Ao descrever a atividade da diplomacia nas relações internacionais, John J. Mearsheimer, em seu livro Por que os líderes mentem: toda a verdade sobre as mentiras na política internacional, aponta uma dimensão da “caixa preta” da diplomacia:“Sir Henry Wotton, diplomata britânico do século 17, comentou certa vez que um embaixador é ‘um homem honesto enviado para mentir no estrangeiro pelo bem de seu país’. Esse comentário capta muito bem o fato de que os países mentem uns aos outros porque pensam que a mentira serve ao interesse nacional. A observação de Wotton, no entanto, é enganosa ao insinuar que diplomatas e governantes rotineiramente passam seu tempo mentindo entre si. Na verdade, os líderes políticos e seus representantes diplomáticos dizem a verdade uns aos outros com muito mais frequência do que mentem. E, mesmo quando estão empenhados em enganar os outros, eles estão mais propensos a recorrer à omissão do que a uma mentira manifesta. O sigilo, como praticamente todos os estudantes de política internacional sabem muito bem, é uma ferramenta consagrada para o desenvolvimento de armas e estratégias que podem oferecer a um país vantagem sobre seus rivais”.

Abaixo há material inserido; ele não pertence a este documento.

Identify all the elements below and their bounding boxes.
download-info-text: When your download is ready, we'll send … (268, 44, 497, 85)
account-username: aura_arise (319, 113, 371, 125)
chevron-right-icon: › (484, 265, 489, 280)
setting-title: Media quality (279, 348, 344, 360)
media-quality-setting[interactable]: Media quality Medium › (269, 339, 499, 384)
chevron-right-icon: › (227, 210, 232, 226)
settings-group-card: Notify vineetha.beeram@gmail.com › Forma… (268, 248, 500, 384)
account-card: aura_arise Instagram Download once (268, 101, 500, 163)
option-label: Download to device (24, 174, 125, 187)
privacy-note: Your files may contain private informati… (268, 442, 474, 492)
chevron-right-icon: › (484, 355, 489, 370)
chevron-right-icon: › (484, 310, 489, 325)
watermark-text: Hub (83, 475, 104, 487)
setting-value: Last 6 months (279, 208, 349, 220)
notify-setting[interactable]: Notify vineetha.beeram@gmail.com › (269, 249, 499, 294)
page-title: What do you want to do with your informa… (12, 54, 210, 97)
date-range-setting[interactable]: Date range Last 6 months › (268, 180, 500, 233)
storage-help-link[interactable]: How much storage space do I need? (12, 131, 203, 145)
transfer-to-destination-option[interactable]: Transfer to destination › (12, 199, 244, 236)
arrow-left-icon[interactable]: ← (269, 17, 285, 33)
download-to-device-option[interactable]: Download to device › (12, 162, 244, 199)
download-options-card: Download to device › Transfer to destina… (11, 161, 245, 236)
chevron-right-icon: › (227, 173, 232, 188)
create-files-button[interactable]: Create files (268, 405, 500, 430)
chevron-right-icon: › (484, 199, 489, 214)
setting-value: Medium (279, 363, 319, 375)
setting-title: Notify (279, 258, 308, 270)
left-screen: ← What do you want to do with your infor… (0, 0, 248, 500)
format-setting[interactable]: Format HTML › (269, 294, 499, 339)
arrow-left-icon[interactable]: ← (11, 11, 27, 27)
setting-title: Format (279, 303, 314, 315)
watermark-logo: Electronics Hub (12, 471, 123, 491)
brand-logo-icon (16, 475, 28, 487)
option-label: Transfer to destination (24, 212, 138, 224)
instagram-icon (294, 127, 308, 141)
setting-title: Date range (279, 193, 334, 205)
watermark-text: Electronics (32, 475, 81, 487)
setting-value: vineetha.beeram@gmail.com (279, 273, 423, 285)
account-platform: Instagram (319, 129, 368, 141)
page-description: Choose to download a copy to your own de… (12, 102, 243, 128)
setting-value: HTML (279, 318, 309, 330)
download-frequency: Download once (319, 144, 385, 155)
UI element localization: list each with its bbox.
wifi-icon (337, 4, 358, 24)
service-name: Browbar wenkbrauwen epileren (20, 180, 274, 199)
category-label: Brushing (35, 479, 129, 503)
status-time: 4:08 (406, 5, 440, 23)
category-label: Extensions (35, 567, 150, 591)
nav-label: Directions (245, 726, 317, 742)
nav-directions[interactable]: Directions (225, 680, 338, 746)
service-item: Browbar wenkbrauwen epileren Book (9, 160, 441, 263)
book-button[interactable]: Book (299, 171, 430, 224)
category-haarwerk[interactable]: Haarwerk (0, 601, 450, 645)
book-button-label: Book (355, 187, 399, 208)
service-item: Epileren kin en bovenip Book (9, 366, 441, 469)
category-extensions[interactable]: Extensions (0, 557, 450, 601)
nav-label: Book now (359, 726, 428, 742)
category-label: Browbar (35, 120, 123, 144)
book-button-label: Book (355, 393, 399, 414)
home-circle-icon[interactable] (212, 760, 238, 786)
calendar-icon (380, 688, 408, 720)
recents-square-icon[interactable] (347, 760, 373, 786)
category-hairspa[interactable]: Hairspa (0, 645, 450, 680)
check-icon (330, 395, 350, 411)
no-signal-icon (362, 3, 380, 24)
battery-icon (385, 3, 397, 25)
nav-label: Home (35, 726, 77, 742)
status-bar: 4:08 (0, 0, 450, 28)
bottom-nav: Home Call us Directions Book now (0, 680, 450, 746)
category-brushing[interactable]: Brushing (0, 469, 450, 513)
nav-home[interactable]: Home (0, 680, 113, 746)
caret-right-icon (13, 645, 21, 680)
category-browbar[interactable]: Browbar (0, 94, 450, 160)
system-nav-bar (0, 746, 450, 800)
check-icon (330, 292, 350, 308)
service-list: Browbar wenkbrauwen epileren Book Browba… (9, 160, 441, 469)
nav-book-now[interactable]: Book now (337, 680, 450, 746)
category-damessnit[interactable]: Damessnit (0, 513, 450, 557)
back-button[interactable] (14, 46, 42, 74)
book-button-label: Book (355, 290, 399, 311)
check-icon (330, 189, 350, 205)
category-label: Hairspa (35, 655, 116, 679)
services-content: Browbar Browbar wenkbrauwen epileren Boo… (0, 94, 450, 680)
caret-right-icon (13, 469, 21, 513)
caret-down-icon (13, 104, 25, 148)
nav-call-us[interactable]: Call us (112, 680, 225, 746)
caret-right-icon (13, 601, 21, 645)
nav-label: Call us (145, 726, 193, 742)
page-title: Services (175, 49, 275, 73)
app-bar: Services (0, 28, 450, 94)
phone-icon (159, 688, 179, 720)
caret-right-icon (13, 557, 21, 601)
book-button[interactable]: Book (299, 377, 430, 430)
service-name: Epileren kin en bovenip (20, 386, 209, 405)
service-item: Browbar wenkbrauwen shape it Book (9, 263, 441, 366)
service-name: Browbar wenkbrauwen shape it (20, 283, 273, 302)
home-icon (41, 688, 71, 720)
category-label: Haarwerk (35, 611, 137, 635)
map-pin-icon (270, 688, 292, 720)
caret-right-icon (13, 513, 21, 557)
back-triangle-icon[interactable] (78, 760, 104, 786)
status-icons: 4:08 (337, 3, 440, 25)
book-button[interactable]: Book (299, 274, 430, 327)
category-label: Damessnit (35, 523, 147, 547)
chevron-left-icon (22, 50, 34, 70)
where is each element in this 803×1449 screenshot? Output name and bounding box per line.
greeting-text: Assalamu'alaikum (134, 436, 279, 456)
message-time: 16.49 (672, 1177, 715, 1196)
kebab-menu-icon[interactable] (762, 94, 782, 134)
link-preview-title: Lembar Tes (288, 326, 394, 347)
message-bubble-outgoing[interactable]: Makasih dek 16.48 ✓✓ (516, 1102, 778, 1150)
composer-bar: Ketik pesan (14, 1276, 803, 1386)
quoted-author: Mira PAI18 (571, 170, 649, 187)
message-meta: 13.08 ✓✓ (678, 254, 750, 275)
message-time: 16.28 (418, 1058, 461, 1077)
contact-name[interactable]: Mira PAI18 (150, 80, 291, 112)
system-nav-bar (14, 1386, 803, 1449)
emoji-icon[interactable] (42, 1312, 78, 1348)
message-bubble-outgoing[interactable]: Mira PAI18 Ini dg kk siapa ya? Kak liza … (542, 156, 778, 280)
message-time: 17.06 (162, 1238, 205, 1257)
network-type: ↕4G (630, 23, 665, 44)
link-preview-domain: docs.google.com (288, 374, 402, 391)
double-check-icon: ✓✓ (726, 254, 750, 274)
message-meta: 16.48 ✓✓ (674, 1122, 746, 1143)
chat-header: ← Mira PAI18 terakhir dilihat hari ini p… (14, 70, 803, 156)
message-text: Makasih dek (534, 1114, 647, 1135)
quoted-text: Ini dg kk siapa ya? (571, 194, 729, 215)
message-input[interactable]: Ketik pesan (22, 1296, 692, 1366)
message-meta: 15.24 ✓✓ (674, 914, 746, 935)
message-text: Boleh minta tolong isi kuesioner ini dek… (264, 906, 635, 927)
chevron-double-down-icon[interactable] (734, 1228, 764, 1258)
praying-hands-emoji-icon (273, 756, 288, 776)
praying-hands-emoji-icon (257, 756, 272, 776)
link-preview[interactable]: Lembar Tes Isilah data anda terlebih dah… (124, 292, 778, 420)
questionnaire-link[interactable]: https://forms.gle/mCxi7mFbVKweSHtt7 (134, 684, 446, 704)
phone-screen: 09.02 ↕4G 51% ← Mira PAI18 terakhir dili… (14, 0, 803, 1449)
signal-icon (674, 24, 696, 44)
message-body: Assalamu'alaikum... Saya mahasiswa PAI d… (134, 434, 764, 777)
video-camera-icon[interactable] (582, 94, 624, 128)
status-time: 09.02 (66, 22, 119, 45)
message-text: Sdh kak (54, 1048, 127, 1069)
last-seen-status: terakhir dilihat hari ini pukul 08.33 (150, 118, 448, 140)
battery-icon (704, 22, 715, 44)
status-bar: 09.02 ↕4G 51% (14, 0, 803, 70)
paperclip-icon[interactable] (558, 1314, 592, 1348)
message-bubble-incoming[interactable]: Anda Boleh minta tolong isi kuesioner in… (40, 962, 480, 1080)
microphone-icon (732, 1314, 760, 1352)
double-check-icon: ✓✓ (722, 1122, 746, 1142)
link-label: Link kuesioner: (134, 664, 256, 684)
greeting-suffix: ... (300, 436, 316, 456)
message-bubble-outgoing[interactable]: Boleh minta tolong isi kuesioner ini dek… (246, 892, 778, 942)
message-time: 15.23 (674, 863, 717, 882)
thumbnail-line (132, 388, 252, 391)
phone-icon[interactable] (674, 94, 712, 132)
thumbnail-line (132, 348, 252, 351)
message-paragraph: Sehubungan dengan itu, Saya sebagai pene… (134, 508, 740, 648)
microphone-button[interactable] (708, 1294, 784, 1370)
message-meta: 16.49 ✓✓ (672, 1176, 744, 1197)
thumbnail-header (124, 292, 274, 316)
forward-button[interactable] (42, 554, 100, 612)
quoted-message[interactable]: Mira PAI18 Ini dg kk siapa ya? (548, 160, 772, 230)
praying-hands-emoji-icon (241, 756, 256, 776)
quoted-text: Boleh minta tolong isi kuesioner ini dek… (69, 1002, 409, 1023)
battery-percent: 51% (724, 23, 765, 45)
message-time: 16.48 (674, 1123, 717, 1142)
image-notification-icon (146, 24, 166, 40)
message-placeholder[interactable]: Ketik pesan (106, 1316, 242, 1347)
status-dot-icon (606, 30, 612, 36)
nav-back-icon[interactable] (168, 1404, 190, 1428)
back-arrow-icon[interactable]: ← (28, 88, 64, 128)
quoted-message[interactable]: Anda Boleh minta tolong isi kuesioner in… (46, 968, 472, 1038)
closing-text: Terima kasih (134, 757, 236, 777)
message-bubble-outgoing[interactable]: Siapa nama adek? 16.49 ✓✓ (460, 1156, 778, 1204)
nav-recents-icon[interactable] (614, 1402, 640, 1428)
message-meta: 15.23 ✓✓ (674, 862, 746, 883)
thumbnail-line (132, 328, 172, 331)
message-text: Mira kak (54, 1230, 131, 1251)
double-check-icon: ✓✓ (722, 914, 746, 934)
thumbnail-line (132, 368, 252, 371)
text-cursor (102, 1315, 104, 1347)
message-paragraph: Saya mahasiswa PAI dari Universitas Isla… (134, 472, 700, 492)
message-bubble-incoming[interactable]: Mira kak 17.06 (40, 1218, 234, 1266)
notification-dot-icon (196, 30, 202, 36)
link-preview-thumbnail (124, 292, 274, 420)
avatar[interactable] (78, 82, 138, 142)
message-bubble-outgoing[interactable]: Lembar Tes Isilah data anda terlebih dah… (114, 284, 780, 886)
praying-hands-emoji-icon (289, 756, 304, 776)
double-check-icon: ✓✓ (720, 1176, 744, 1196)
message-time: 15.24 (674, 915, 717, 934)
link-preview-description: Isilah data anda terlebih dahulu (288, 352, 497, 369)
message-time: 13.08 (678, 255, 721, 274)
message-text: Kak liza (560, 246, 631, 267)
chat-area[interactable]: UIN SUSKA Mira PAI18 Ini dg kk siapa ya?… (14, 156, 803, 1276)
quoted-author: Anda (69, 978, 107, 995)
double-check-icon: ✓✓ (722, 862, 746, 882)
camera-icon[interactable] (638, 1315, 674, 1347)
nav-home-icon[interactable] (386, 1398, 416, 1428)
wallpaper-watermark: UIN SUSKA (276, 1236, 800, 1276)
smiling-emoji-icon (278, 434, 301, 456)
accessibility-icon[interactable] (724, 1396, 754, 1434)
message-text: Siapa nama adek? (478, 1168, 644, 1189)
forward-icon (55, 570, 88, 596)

A transmissão da cúpula lançou mais luz sobre as posições e intenções dos países. É claro que a linguagem utilizada nos discursos proferidos pelos líderes mundiais foi muito bem talhada por suas equipes, mas há elementos que estão além do texto e do discurso que podem ajudar a sociedade civil a formar uma percepção sobre as intenções dos países mais próxima da realidade dos discursos proferidos. O exemplo mais vivo deste argumento foi o discurso do presidente Bolsonaro, talhado com palavras de alto impacto, mas dissociado da estratégia “passa boiada” articulada pelo seu ministro do Meio Ambiente.
Com isso, a principal função cumprida pela cúpula é a abertura de espaços participativos na gestão do meio ambiente, formando, assim, um espaço político democrático e crítico das posturas até o momento refratárias ao enfrentamento da crise climática que vivemos, apesar da abundância de evidências no sentido de se tratar de uma ameaça existencial para a humanidade e a natureza.
Fato é que a crise climática agravará a desigualdade dentro dos países, assim como entre os países. É necessária uma revisão do modelo de impacto climático de cada nação para que possamos superar essa fase de negação da crise climática que estamos vivendo. A economia precisa ser descarbonizada. Já está mais do que na hora de entendermos que o mundo social e o mundo natural fazem parte da mesma realidade e que a natureza sobreviverá sem a humanidade. Podemos dizer o mesmo sem a natureza?
*Douglas de Castro é advogado especializado na área ambiental e diretor do Núcleo de Estudos Avançados em Direito e Política Internacional na Ambra University. Alana Costa é mestranda em Direito Internacional na Ambra University.